Editeur : Actes Sud
Mia est une
poétesse new-yorkaise d’âge mûr. Mia est surtout une femme délaissée par
son mari, Boris, le temps d’une « Pause », cette pause étant une jeune
femme toute riche de ses origines françaises et de ses années en moins.
Après un passage d’internement psychiatrique pour confusion aiguë suite à
cette perte intolérable, Mia part se reconstruire le temps d’un été
dans la petite ville de Bonden, au cœur du Minesota. Elle y retrouve sa
mère, Laura, vivant dans une maison de retraite et membre active d’un
club de lecture avec d’autres dames du même âge. Cet été, elle le
passera aussi à donner cours de poésie à de jeunes adolescentes et à
faire connaissance avec une voisine, Lola, jeune mère de famille
dépassée par ses conflits de couple.
Voilà pour la trame
du récit, qui ne sera pas déroulée de façon linéaire. La chronologie
étant chose parfois abstraite et les événements pouvant se manifester
simultanément, la narratrice choisira les priorités lorsqu’elles se
présenteront.
Temps d’un été entre femmes, temps de
réflexion, Mia, l’intellectuelle, revient sur sa vie et parsème son
histoire d’écarts introspectifs toujours en lien avec ce qui le
construit : conception de l’intelligence féminine au fil des âges
(construction cérébrale, rôle social,…), plaisir sexuel chez les
femelles de toutes espèces, littérature féminine (à comprendre : écrite
par des femmes, lues par…qui ?). On pourra qualifier ce roman de
féministe, certes. Mais c’est surtout un féminisme bienveillant, visant à
mettre le doigt sur les conceptions inconscientes ayant encore parfois
la dent dure.
Que ce soit au travers de digressions
pertinentes, de correspondances avec un mystérieux M. Personne,
d’exercices poétiques proposés à ses adolescentes en construction et en
souffrance, de réflexions sur la littérature et la vie avec certaines
dames du club de lecture (dont surtout Abigail, la secrète créatrice de
broderies subversives), la narratrice amène subtilement ses idées. Elle
cite Plutarque, Socrate, évoque Kierkegaard, appelle à des théories
scientifiques passées, loue Jane Austen, cette auteure subtile et
sensible, à la fois glorifiée et décriée mais souvent snobée par le
lectorat masculin ("La vie en province, indigne d’observation ? Les
douleurs des femmes, sans importance ? Ca peut aller quand c’est
Flaubert, bien entendu. Pitié pour les idiots.").
"Les
femmes lisent des fictions écrites par des hommes et par des femmes. La
plupart des hommes, non. Si un homme ouvre un roman, il aime avoir sur
la couverture un nom masculin ; cela a quelque chose de rassurant."
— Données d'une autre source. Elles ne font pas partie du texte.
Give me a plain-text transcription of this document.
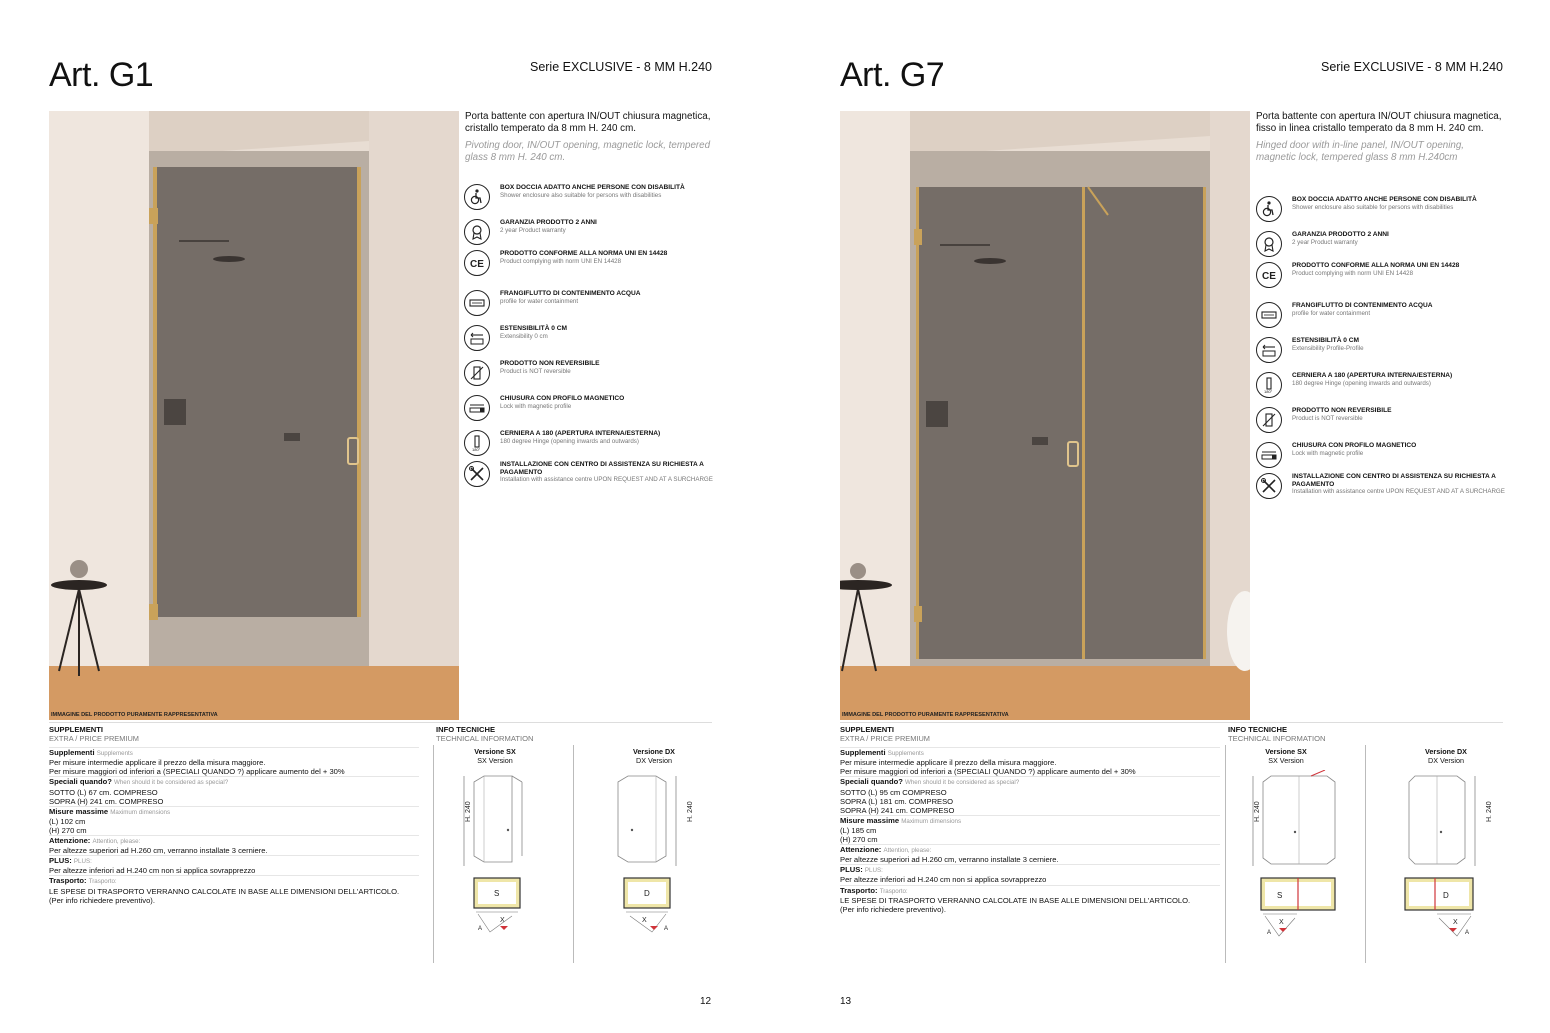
Art. G1	Serie EXCLUSIVE - 8 MM H.240
IMMAGINE DEL PRODOTTO PURAMENTE RAPPRESENTATIVA
Porta battente con apertura IN/OUT chiusura magnetica, cristallo temperato da 8 mm H. 240 cm.
Pivoting door, IN/OUT opening, magnetic lock, tempered glass 8 mm H. 240 cm.
BOX DOCCIA ADATTO ANCHE PERSONE CON DISABILITÀ
Shower enclosure also suitable for persons with disabilities
GARANZIA PRODOTTO 2 ANNI
2 year Product warranty
CE
PRODOTTO CONFORME ALLA NORMA UNI EN 14428
Product complying with norm UNI EN 14428
FRANGIFLUTTO DI CONTENIMENTO ACQUA
profile for water containment
ESTENSIBILITÀ 0 CM
Extensibility 0 cm
PRODOTTO NON REVERSIBILE
Product is NOT reversible
CHIUSURA CON PROFILO MAGNETICO
Lock with magnetic profile
180°
CERNIERA A 180 (APERTURA INTERNA/ESTERNA)
180 degree Hinge (opening inwards and outwards)
INSTALLAZIONE CON CENTRO DI ASSISTENZA SU RICHIESTA A PAGAMENTO
Installation with assistance centre UPON REQUEST AND AT A SURCHARGE
SUPPLEMENTI
EXTRA / PRICE PREMIUM
Supplementi Supplements
Per misure intermedie applicare il prezzo della misura maggiore.
Per misure maggiori od inferiori a (SPECIALI QUANDO ?) applicare aumento del + 30%
Speciali quando? When should it be considered as special?
SOTTO (L) 67 cm. COMPRESO
SOPRA (H) 241 cm. COMPRESO
Misure massime Maximum dimensions
(L) 102 cm
(H) 270 cm
Attenzione: Attention, please:
Per altezze superiori ad H.260 cm, verranno installate 3 cerniere.
PLUS: PLUS:
Per altezze inferiori ad H.240 cm non si applica sovrapprezzo
Trasporto: Trasporto:
LE SPESE DI TRASPORTO VERRANNO CALCOLATE IN BASE ALLE DIMENSIONI DELL'ARTICOLO.
(Per info richiedere preventivo).
INFO TECNICHE
TECHNICAL INFORMATION
Versione SX
SX Version
Versione DX
DX Version
H. 240
S
X
A
H. 240
D
X
A
12
Art. G7	Serie EXCLUSIVE - 8 MM H.240
IMMAGINE DEL PRODOTTO PURAMENTE RAPPRESENTATIVA
Porta battente con apertura IN/OUT chiusura magnetica, fisso in linea cristallo temperato da 8 mm H. 240 cm.
Hinged door with in-line panel, IN/OUT opening, magnetic lock, tempered glass 8 mm H.240cm
BOX DOCCIA ADATTO ANCHE PERSONE CON DISABILITÀ
Shower enclosure also suitable for persons with disabilities
GARANZIA PRODOTTO 2 ANNI
2 year Product warranty
CE
PRODOTTO CONFORME ALLA NORMA UNI EN 14428
Product complying with norm UNI EN 14428
FRANGIFLUTTO DI CONTENIMENTO ACQUA
profile for water containment
ESTENSIBILITÀ 0 CM
Extensibility Profile-Profile
180°
CERNIERA A 180 (APERTURA INTERNA/ESTERNA)
180 degree Hinge (opening inwards and outwards)
PRODOTTO NON REVERSIBILE
Product is NOT reversible
CHIUSURA CON PROFILO MAGNETICO
Lock with magnetic profile
INSTALLAZIONE CON CENTRO DI ASSISTENZA SU RICHIESTA A PAGAMENTO
Installation with assistance centre UPON REQUEST AND AT A SURCHARGE
SUPPLEMENTI
EXTRA / PRICE PREMIUM
Supplementi Supplements
Per misure intermedie applicare il prezzo della misura maggiore.
Per misure maggiori od inferiori a (SPECIALI QUANDO ?) applicare aumento del + 30%
Speciali quando? When should it be considered as special?
SOTTO (L) 95 cm COMPRESO
SOPRA (L) 181 cm. COMPRESO
SOPRA (H) 241 cm. COMPRESO
Misure massime Maximum dimensions
(L) 185 cm
(H) 270 cm
Attenzione: Attention, please:
Per altezze superiori ad H.260 cm, verranno installate 3 cerniere.
PLUS: PLUS:
Per altezze inferiori ad H.240 cm non si applica sovrapprezzo
Trasporto: Trasporto:
LE SPESE DI TRASPORTO VERRANNO CALCOLATE IN BASE ALLE DIMENSIONI DELL'ARTICOLO.
(Per info richiedere preventivo).
INFO TECNICHE
TECHNICAL INFORMATION
Versione SX
SX Version
Versione DX
DX Version
H. 240
S
X
A
H. 240
D
X
A
13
"Le temps est une question de pourcentages et de conviction à la fois.
Si à la moitié de votre vie, vous aviez six ou sept ans, l’espace de ces
années semblerait plus long que cinquante années pour un centenaire,
parce que dans l’expérience des jeunes le futur parait sans fin et
qu’ils considèrent normalement les adultes comme appartenant à une autre
espèce. Seuls les gens âgés ont accès à la brièveté de la vie."
Si
la femme est au centre de ce récit, le regard porté sur elle n’est pas
plus complaisant que sur l’homme : rivalités, faiblesses, cruautés,
parts d’ombre sont aussi au menu. Ouvrage construit et déconstruit, où
Siri Hustvedt flirte avec les limites de l’essai tout en ne négligeant rien
de la part romanesque. Peut-être un peu trop court mais passionnant.